Ince, black football manager
En nommant Paul Ince entraîneur, les Blackburn Rovers inaugurent un nouveau concept : un manager noir anglais. Un non-événement à bien y regarder même si une première, a fortiori, dans un pays majeur, est forcément à analyser comme il se doit.
Juin 1997. Un jeune étudiant français en pension dans une famille anglaise s’arrête net devant la télé au moment de dîner : « What ? A Black man on the news tv ? » . Haussement d’épaules de l’un des jeunes adolescents de la maison : « Yeah and so what ? » . Ben ouais, c’est exactement ça : and so what ? Ou plutôt ça aurait dû être ça. Car il faudra encore patienter dix ans en France pour enfin voir un Noir présenter le journal sur une chaîne majeure.
Mais on pourrait retourner la pareille à nos amis anglais en apprenant la nomination de Paul Ince à la tête d’une équipe de Premier League, Blackburn en l’occurrence : and so what ? C’est tout simplement le premier Noir de l’histoire du football anglais à arriver aux manettes d’une équipe de l’élite. Une mini-révolution, mine de rien, au sein d’Albion.
Briser le tabou et les stéréotypes
Au fond, on se demande : pourquoi une représentativité si rigoureuse dans les médias et même dans les institutions (pas mal de députés noirs) et pas dans le football ? L’heure de rappeler que la Grande-Bretagne fonctionne avec le système de quotas dans un certain nombre de secteurs d’activité. Encore faut-il que l’aspiration de la minorité ait été entendue et validée. Or, il se trouve que le football a longtemps été considéré comme une affaire de Blancs outre-manche. Ce n’est qu’en 1978 par exemple qu’un Noir, Viv Anderson, a été sélectionné en équipe nationale.
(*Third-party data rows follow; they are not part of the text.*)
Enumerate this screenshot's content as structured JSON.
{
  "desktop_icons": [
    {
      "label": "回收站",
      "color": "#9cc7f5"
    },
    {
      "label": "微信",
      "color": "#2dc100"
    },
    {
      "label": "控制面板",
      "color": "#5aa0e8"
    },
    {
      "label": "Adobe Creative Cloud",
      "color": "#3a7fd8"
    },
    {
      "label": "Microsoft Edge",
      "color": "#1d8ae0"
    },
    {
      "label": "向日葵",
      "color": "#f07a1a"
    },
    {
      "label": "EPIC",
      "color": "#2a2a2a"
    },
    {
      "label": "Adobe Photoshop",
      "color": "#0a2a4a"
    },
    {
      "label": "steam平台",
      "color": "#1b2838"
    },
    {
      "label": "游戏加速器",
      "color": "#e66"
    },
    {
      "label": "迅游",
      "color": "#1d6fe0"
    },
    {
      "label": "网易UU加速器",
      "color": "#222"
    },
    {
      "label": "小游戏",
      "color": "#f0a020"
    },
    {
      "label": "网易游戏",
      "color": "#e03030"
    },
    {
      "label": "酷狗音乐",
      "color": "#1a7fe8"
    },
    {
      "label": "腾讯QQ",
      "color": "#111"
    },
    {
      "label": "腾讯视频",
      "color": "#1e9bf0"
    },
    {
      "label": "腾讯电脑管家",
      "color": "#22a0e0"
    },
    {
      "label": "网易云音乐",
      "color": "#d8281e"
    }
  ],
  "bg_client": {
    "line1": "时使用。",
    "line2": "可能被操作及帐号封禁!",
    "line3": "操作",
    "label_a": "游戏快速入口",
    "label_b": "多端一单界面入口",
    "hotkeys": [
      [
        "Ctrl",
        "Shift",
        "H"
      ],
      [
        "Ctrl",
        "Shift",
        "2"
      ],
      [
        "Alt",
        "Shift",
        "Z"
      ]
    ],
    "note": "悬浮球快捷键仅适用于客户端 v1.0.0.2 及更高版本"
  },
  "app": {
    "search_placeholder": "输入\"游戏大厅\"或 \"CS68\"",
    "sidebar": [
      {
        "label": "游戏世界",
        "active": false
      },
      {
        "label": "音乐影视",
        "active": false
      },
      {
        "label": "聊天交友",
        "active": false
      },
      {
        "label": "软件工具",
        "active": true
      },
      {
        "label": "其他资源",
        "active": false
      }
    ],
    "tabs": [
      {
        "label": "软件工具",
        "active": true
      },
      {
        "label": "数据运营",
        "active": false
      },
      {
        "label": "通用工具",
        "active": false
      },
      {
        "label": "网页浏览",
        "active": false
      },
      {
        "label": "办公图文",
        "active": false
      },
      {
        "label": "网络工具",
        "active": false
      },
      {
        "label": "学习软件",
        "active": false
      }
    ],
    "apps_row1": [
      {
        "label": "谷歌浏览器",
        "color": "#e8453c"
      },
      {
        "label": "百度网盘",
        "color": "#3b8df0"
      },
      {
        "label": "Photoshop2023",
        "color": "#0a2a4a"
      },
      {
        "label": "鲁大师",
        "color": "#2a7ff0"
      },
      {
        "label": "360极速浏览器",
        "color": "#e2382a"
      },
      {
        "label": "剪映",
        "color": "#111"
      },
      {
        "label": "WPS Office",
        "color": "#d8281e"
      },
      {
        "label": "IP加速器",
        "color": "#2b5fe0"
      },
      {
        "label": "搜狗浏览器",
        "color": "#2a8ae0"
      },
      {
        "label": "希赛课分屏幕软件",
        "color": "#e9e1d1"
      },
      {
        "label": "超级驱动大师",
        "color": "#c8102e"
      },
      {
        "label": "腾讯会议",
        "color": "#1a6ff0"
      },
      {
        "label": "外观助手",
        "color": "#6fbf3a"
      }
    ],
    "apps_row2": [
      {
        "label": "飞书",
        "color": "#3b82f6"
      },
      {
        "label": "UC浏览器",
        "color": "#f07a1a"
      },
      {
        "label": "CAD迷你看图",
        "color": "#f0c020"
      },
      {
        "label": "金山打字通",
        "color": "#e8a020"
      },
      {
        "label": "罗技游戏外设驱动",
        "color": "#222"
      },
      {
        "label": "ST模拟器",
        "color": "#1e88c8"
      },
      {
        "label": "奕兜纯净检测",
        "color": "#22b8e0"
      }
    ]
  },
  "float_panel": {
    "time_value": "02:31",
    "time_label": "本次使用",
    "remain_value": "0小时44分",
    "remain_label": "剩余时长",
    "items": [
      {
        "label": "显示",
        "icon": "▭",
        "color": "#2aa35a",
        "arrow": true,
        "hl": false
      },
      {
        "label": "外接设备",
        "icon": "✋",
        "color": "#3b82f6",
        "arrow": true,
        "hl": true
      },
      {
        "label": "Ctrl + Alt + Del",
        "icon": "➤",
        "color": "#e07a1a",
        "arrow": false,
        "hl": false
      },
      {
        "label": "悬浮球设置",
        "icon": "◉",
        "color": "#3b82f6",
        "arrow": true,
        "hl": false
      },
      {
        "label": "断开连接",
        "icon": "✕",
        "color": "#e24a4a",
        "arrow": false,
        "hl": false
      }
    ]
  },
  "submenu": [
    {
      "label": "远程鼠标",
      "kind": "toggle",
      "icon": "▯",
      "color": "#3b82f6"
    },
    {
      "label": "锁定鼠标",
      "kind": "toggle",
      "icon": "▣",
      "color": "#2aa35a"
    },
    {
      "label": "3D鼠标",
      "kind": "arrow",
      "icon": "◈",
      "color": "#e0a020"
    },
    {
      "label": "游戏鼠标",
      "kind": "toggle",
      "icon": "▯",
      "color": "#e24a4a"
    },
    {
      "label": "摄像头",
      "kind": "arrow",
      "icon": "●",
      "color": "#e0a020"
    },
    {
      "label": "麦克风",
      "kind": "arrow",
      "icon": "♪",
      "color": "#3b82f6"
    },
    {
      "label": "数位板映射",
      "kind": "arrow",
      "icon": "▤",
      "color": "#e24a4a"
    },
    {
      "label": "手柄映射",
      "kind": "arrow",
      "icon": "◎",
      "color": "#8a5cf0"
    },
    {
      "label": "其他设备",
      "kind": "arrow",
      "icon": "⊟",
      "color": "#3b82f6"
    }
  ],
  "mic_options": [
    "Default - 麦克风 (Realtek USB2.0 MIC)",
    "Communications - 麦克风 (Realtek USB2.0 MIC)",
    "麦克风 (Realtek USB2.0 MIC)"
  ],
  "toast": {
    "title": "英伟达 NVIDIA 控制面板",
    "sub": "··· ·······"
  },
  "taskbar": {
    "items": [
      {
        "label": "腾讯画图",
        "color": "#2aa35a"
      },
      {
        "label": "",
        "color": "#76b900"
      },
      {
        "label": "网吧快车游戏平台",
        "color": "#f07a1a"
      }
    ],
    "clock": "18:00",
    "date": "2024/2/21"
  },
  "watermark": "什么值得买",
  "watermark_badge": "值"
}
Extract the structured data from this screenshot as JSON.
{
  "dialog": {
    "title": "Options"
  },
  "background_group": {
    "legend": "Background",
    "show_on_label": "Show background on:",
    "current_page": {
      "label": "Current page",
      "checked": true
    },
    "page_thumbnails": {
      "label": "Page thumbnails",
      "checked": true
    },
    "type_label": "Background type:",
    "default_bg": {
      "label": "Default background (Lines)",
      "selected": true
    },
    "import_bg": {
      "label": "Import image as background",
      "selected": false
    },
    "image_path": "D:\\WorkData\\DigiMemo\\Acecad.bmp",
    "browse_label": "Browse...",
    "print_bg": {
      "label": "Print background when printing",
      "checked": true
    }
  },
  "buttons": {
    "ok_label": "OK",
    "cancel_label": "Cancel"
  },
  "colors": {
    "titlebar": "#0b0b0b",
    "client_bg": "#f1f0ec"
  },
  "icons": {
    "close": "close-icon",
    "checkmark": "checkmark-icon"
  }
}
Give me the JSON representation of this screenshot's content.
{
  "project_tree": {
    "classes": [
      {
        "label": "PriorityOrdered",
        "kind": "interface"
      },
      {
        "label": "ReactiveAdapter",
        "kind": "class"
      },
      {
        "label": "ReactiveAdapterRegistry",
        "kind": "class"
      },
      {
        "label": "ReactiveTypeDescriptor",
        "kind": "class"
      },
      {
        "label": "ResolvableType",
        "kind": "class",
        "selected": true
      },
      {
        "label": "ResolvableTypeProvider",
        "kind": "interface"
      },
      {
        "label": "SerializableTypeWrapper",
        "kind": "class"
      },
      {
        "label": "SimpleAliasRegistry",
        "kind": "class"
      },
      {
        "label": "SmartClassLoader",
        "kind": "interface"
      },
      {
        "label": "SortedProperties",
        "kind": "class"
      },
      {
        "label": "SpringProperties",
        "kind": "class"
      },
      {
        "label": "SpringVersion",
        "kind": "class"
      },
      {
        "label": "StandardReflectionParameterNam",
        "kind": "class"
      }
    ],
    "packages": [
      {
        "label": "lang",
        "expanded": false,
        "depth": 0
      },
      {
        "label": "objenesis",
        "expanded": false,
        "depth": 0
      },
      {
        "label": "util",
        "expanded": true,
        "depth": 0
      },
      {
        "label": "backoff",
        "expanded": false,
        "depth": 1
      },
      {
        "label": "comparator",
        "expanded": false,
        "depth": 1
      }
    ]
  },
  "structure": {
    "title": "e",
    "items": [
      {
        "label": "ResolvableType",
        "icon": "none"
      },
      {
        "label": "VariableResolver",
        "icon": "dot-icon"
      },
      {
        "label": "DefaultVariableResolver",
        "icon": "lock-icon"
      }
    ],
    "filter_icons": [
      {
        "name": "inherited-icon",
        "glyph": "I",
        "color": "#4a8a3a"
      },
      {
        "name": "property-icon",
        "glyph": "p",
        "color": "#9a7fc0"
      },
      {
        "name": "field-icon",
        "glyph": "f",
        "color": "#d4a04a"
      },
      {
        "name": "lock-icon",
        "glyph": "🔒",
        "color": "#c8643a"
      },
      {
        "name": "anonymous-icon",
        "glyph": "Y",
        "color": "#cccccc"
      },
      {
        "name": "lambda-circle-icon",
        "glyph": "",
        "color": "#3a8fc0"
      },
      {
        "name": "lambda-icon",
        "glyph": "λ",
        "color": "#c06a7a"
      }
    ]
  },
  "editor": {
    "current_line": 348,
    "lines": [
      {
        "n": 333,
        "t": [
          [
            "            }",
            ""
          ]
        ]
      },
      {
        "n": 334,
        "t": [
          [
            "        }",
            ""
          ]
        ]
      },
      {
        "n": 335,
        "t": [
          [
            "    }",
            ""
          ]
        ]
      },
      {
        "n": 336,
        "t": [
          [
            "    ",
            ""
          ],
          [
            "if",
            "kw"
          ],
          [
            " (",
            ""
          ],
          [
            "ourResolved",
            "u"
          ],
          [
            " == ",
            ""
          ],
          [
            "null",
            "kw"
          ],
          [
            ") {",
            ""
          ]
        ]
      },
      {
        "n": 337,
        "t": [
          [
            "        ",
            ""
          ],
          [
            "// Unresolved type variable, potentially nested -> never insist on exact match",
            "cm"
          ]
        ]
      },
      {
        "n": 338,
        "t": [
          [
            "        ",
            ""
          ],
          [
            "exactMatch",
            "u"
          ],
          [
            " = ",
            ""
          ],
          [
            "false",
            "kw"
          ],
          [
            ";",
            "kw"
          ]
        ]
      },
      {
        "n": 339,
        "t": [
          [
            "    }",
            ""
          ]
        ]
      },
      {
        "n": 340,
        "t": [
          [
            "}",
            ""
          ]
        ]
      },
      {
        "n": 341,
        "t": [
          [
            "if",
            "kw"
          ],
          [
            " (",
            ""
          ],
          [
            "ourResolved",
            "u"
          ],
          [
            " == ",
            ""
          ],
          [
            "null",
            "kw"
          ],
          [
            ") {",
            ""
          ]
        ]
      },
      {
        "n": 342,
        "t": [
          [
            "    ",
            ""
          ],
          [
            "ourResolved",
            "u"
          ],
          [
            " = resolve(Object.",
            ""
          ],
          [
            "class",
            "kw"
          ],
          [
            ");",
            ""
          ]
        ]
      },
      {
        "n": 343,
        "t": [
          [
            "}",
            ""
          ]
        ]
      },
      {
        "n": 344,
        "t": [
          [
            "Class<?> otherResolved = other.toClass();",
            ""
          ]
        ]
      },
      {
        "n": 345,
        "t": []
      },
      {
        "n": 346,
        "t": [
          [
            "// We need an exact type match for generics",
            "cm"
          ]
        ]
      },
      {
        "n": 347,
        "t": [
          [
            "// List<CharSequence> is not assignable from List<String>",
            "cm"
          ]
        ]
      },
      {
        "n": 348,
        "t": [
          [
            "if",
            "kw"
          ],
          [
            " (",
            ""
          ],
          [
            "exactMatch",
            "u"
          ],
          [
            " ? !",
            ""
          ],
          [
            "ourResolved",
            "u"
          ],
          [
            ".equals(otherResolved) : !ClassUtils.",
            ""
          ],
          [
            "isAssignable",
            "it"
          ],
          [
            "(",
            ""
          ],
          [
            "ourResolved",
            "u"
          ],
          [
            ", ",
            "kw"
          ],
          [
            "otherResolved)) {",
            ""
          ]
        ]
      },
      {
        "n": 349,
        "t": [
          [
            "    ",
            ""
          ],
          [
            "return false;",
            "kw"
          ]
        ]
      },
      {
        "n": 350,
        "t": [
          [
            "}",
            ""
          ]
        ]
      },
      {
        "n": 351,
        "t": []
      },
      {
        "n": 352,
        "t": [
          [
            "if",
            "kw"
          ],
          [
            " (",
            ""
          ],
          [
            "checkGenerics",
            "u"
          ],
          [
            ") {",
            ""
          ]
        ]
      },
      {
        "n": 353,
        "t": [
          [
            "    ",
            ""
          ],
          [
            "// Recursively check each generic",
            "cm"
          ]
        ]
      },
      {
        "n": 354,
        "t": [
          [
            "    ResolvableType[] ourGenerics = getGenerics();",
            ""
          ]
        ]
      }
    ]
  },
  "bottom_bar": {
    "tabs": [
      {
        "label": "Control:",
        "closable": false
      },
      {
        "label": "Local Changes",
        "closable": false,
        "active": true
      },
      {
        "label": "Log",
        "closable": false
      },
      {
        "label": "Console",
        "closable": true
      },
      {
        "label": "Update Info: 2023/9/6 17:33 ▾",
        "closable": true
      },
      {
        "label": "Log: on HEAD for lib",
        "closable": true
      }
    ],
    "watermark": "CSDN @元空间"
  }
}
À titre de comparaison, la France avait inauguré le créneau en 1931 avec Raoul Diagne.
Bien évidemment, il n’a jamais été question d’introduire des quotas dans un domaine où la performance devrait être la seule arbitre comme le rappelait (So Foot n°8) Leon Mann, porte-parole de l’association de lutte contre le racisme dans le football : « Le mieux que l’on puisse faire est d’en parler, de faire connaître le problème de représentation à des postes à responsabilités. Il est impossible de légiférer, on ne va pas introduire des quotas de managers noirs et on ne va pas attaquer un club qui ne fait pas ce choix-là. On cherche donc avant tout à briser le tabou » .
Il faut dire que qui dit représentativité dit aussi d’une certain façon représentation. Et dans l’imaginaire anglais, le joueur noir a longtemps été avant tout un athlète du jeu, loué pour ses supposées qualités physiques. En gros : un gars solide ou/et très rapide. À eux les postes de défenseurs centraux, dans les couloirs (latéraux ou ailiers) ou en pointe. Chris Kamara, qui avait cornaqué Bradford City en D2, croit percevoir une certaine évolution depuis les 80’s : « Il y a quinze ans, il n’y aurait jamais eu de liberos ou de gardiens. Aujourd’hui, ce n’est plus un problème » . Mais quid des meneurs de jeu, des patrons de l’entrejeu ?
Quand Ince était LE taulier
Du coup, s’il devait y avoir un premier manager noir en Premier League, ça ne pouvait être que lui, Paul Ince. Pendant près d’une décennie, il aura figuré une sorte de Roy Keane qui aurait été anglais et noir. Des bonnes jambes (forcément diront certains tenants des archétypes raciaux) mais aussi un cerveau de premier ordre, une rigueur et un mental rageur à faire pâlir davantage encore ceux pour qui un Noir était avant tout un gars sympa mais vachement désinvolte. Oui, que ce soit à Manchester United, l’Inter Milan, Liverpool (excusez du peu !) ou en sélection, Ince aura été LE taulier qui fait tant défaut à l’équipe d’Angleterre depuis son retrait.
Mais au vrai, on pourrait aussi s’interroger. Et si cette nomination de Paul Ince confortait sans le vouloir une certaine idéologie nauséabonde ? On l’a dit, l’homme aux 53 sélections est celui qui a pris à contre-pied l’imaginaire collectif anglais. Mais, à bien y regarder, c’est le seul, l’exception qui confirmerait cette “règle” puante. Si on lui ouvre la porte pour mieux continuer à la fermer aux autres (vous savez, les joueurs instinctifs, sympa et relax), il sera temps de se demander où est le progrès.
Une fois encore, Ince fait office de précurseur sans être tout fait certain de faire des petits. Une décennie après sa retraite, on ne voit toujours pas venir son héritier noir dans l’entrejeu anglais. Il se pourrait qu’on attende encore plus longtemps avant de lui trouver un successeur à la tête d’une formation d’élite.